The numeric order that underlay the universe was thought to govern the works of man as well. As much had been stated by Augustine of Hippo (354 – 430 ce) in his On Free Choice of the Will. “Craftsmen,” he wrote, “have numbers in their craft which they apply to their works.” For Augustine, mathematical and artistic form were enmeshed; order and beauty, intertwined — a point he drove home elsewhere: “Whatever delights you in a body and entices you through your bodily senses is full of number.” Here, the frisson of aesthetic pleasure experienced before an object arises from its denumeration — a word derived from the Latin dinumero, dinumerare, meaning to discern number, count, or reckon. Now obscure, the Latin term was common in the Middle Ages; its recuperation is, I hold, key to fully comprehending the medieval sensorium and visual culture around the turn of the millennium. Significantly, it was used in the Latin translation of the Timaeus. Plato claimed that the eyes were a divine gift and that the “supreme good” of vision was the ability to denumerate. This number-knowing capacity was deemed an inborn talent erased by original sin. Hence denumeration was taught, a skill diligently cultivated in monastic and cathedral schools through the four numeric disciplines of the quadrivium: arithmetic, geometry, music, and astronomy.
These twin notions, that number was the basis of matter and that the eyes were god-given instruments for number’s discovery, resulted in the profound interconnection of scientific investigation and artistic representation around the time the Pericope Book was made. The manuscript functioned as a vessel of divine presence in liturgical and legal settings. A physical stand-in for Christ, it was a nexus of veneration, devotion, and, I argue, denumeration. The poem incised on its spectacular, jewel-encrusted cover makes this clear. The anonymous author called the manuscript a “full square,” or cube. In so doing, he cast it as a kind of geometric demonstration, drawing attention to its quadrate form and three-dimensionality. Innate, these qualities have been largely overlooked in previous art-historical investigations, which have examined the front cover, book block, and back cover in isolation. Seeing the book as a “full square” requires understanding it as a complex whole and attending to its form. When God became human — homo in Latin; habitually etymologized as humus, meaning “earth” — he assumed aspects of the terrestrial domain, including its shape. Christ, in short, became a cube. Thus the quadrate codex was not a metaphor or sign for the sacred body; it was a sacred body, a holy corpus. Charged by Henry II (Holy Roman Emperor, 1014 – 1024) with making the Word of God flesh, the Ottonian craftsmen did so geometrically, according to the most up-to-date theories of corporeality and the mechanics of vision.
My study of the Pericope Book of Henry II is part of a larger project on the nature of numeracy and the quality of its effect on material culture in Latin-speaking Europe around 1000. Historians of all stripes have treated the central Middle Ages as a period that witnessed the eclipse of the “hard sciences” in Europe.
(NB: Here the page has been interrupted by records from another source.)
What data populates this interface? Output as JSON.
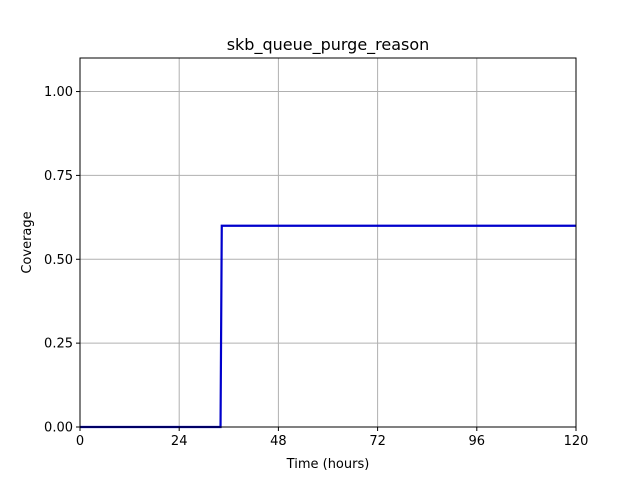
{
  "chart_data": {
    "type": "line",
    "title": "skb_queue_purge_reason",
    "xlabel": "Time (hours)",
    "ylabel": "Coverage",
    "xlim": [
      0,
      120
    ],
    "ylim": [
      0,
      1.1
    ],
    "xticks": [
      0,
      24,
      48,
      72,
      96,
      120
    ],
    "xtick_labels": [
      "0",
      "24",
      "48",
      "72",
      "96",
      "120"
    ],
    "yticks": [
      0,
      0.25,
      0.5,
      0.75,
      1.0
    ],
    "ytick_labels": [
      "0.00",
      "0.25",
      "0.50",
      "0.75",
      "1.00"
    ],
    "grid": true,
    "series": [
      {
        "color": "#0000cc",
        "x": [
          0,
          34,
          34.3,
          120
        ],
        "y": [
          0,
          0,
          0.6,
          0.6
        ]
      }
    ]
  }
}
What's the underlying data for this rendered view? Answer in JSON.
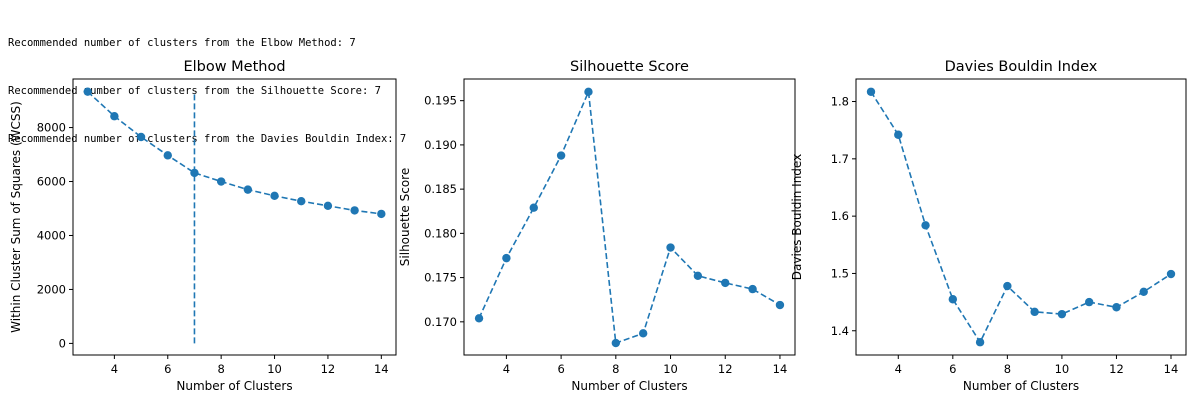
{
  "output_lines": [
    "Recommended number of clusters from the Elbow Method: 7",
    "Recommended number of clusters from the Silhouette Score: 7",
    "Recommended number of clusters from the Davies Bouldin Index: 7"
  ],
  "colors": {
    "series": "#1f77b4",
    "axis": "#000000"
  },
  "chart_data": [
    {
      "type": "line",
      "title": "Elbow Method",
      "xlabel": "Number of Clusters",
      "ylabel": "Within Cluster Sum of Squares (WCSS)",
      "x": [
        3,
        4,
        5,
        6,
        7,
        8,
        9,
        10,
        11,
        12,
        13,
        14
      ],
      "y": [
        9330,
        8420,
        7650,
        6970,
        6320,
        6000,
        5700,
        5470,
        5270,
        5100,
        4930,
        4800
      ],
      "xlim": [
        2.45,
        14.55
      ],
      "ylim": [
        -430,
        9800
      ],
      "xticks": [
        4,
        6,
        8,
        10,
        12,
        14
      ],
      "yticks": [
        0,
        2000,
        4000,
        6000,
        8000
      ],
      "vline": {
        "x": 7,
        "y0": 0,
        "y1": 9330
      },
      "line_style": "dashed",
      "grid": false
    },
    {
      "type": "line",
      "title": "Silhouette Score",
      "xlabel": "Number of Clusters",
      "ylabel": "Silhouette Score",
      "x": [
        3,
        4,
        5,
        6,
        7,
        8,
        9,
        10,
        11,
        12,
        13,
        14
      ],
      "y": [
        0.1704,
        0.1772,
        0.1829,
        0.1888,
        0.196,
        0.1676,
        0.1687,
        0.1784,
        0.1752,
        0.1744,
        0.1737,
        0.1719
      ],
      "xlim": [
        2.45,
        14.55
      ],
      "ylim": [
        0.16625,
        0.19745
      ],
      "xticks": [
        4,
        6,
        8,
        10,
        12,
        14
      ],
      "yticks": [
        "0.170",
        "0.175",
        "0.180",
        "0.185",
        "0.190",
        "0.195"
      ],
      "line_style": "dashed",
      "grid": false
    },
    {
      "type": "line",
      "title": "Davies Bouldin Index",
      "xlabel": "Number of Clusters",
      "ylabel": "Davies Bouldin Index",
      "x": [
        3,
        4,
        5,
        6,
        7,
        8,
        9,
        10,
        11,
        12,
        13,
        14
      ],
      "y": [
        1.817,
        1.742,
        1.584,
        1.455,
        1.38,
        1.478,
        1.433,
        1.429,
        1.45,
        1.441,
        1.468,
        1.499
      ],
      "xlim": [
        2.45,
        14.55
      ],
      "ylim": [
        1.3577,
        1.8393
      ],
      "xticks": [
        4,
        6,
        8,
        10,
        12,
        14
      ],
      "yticks": [
        "1.4",
        "1.5",
        "1.6",
        "1.7",
        "1.8"
      ],
      "line_style": "dashed",
      "grid": false
    }
  ]
}
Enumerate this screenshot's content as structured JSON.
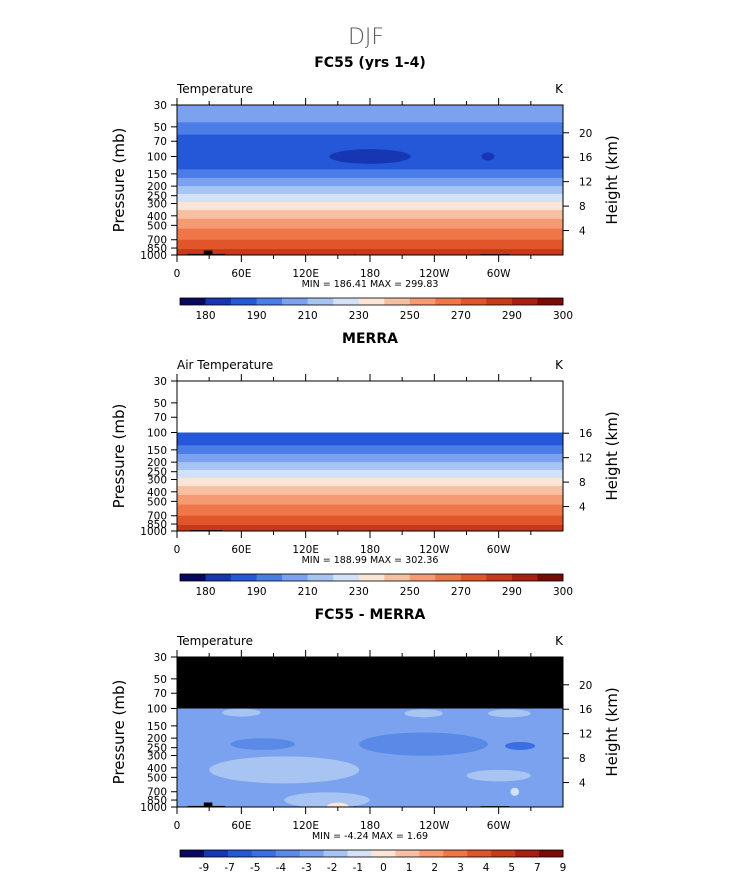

Yet the era’s greatest intellects, chiefly Gerbert of Aurillac (c. 945 – 1003) and Abbo of Fleury (c. 944 – 1004), gained renown for their mathematical prowess and charismatic teaching. They educated a generation of elites and a host of clerics, monks, nuns, and priests. In the relatively closed economy of tenth- and eleventh-century Europe, these men and women were also the primary patrons, makers, and viewers of objects. All were numerate, and that numeracy had a demonstrable impact on their imaging as it did on their imaginations. I am developing this research into a book that challenges the standard narrative of the history of science sketched above and forces a reconsideration of the forms that rational knowledge adopted in the past, thus opening the way for a reconceptualization of the historical relationships between visual and scientific culture.